Once we had something to eat, we were back on our little speed boats heading towards a small islands colony of seals.  This would be a real opportunity to get up and close with the animals, one I didn’t expect how close you can actually get up to them.
After an exciting disembarkation we landed on the beach.  There were seals everywhere.  It was incredible.  We were rightly briefed to keep our distance from them so that they don’t get the scent of a human on them, and thus become abandoned by their mothers of families.

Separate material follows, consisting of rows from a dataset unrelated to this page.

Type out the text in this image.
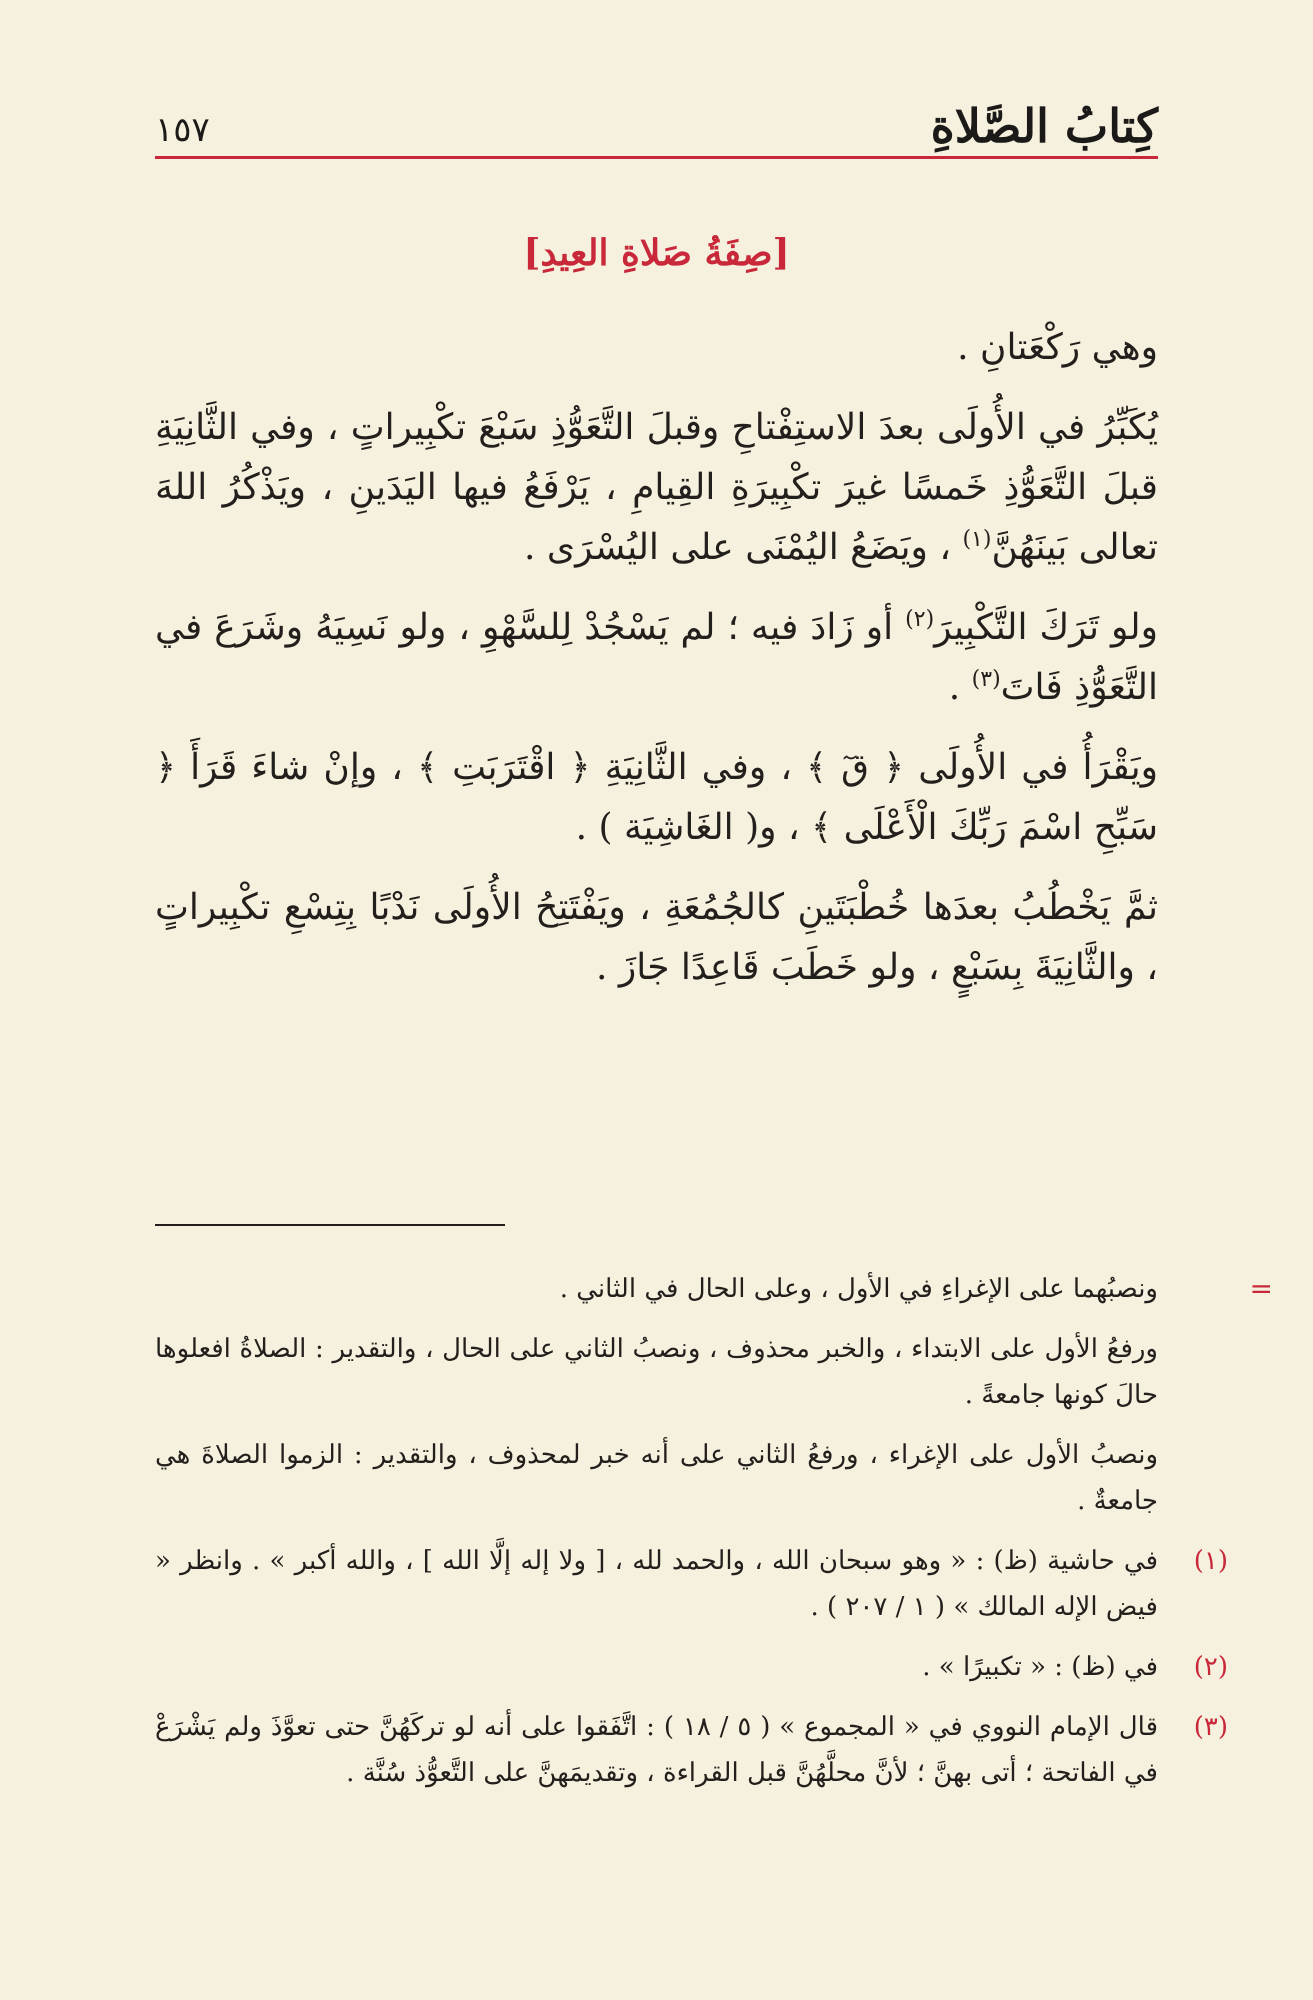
كِتابُ الصَّلاةِ
١٥٧
[صِفَةُ صَلاةِ العِيدِ]

وهي رَكْعَتانِ .

يُكَبِّرُ في الأُولَى بعدَ الاستِفْتاحِ وقبلَ التَّعَوُّذِ سَبْعَ تكْبِيراتٍ ، وفي الثَّانِيَةِ قبلَ التَّعَوُّذِ خَمسًا غيرَ تكْبِيرَةِ القِيامِ ، يَرْفَعُ فيها اليَدَينِ ، ويَذْكُرُ اللهَ تعالى بَينَهُنَّ$^{(١)}$ ، ويَضَعُ اليُمْنَى على اليُسْرَى .

ولو تَرَكَ التَّكْبِيرَ$^{(٢)}$ أو زَادَ فيه ؛ لم يَسْجُدْ لِلسَّهْوِ ، ولو نَسِيَهُ وشَرَعَ في التَّعَوُّذِ فَاتَ$^{(٣)}$ .

ويَقْرَأُ في الأُولَى ﴿ قٓ ﴾ ، وفي الثَّانِيَةِ ﴿ اقْتَرَبَتِ ﴾ ، وإنْ شاءَ قَرَأَ ﴿ سَبِّحِ اسْمَ رَبِّكَ الْأَعْلَى ﴾ ، و( الغَاشِيَة ) .

ثمَّ يَخْطُبُ بعدَها خُطْبَتَينِ كالجُمُعَةِ ، ويَفْتَتِحُ الأُولَى نَدْبًا بِتِسْعِ تكْبِيراتٍ ، والثَّانِيَةَ بِسَبْعٍ ، ولو خَطَبَ قَاعِدًا جَازَ .

=

ونصبُهما على الإغراءِ في الأول ، وعلى الحال في الثاني .

ورفعُ الأول على الابتداء ، والخبر محذوف ، ونصبُ الثاني على الحال ، والتقدير : الصلاةُ افعلوها حالَ كونها جامعةً .

ونصبُ الأول على الإغراء ، ورفعُ الثاني على أنه خبر لمحذوف ، والتقدير : الزموا الصلاةَ هي جامعةٌ .

(١)
في حاشية (ظ) : « وهو سبحان الله ، والحمد لله ، [ ولا إله إلَّا الله ] ، والله أكبر » . وانظر « فيض الإله المالك » ( ١ / ٢٠٧ ) .
(٢)
في (ظ) : « تكبيرًا » .
(٣)
قال الإمام النووي في « المجموع » ( ٥ / ١٨ ) : اتَّفَقوا على أنه لو تركَهُنَّ حتى تعوَّذَ ولم يَشْرَعْ في الفاتحة ؛ أتى بهنَّ ؛ لأنَّ محلَّهُنَّ قبل القراءة ، وتقديمَهنَّ على التَّعوُّذ سُنَّة .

A good hour or two passed simply in awe at these creatures and we were back on board heading to the ship to get refreshed and prepped for snorkelling.
Snorkelling in the Galapagos is like no other no snorkelling I’ve experienced; and I’ve been lucky to have been to some of the most magnificent ocean wildernesses.  With the Galapagos, the wildlife isn’t too afraid to approach you.  They feel safe around you.  Something that they’ve come to terms with over the past hundred or so years.  That’s not to say that they will let you pat them, that’s still a no no.





The days at the Galapagos Islands went very quickly, but were truly mind blowing.  Many of the trips have you in awe at the spectacle of nature, and rather using words describing it - simply check out the pics.
The first two below are two 'same' types of cactus on different islands.  One of them has the usual prickly thorns, whereas the other (due to no predators) evolved to have soft furry hairs instead.

Below you can see the crater of the volcano that formed this amazing island.


Two birds sharing lunch...
And then a hug...





This bird, after diving in the sea, dries off its wings.
The opportunity to get up and close to these animals is incredible.










It's having a baby!  The egg is so coloured to aid in camouflage.

A fight broke out between these two different species of lizard over a piece of cactus.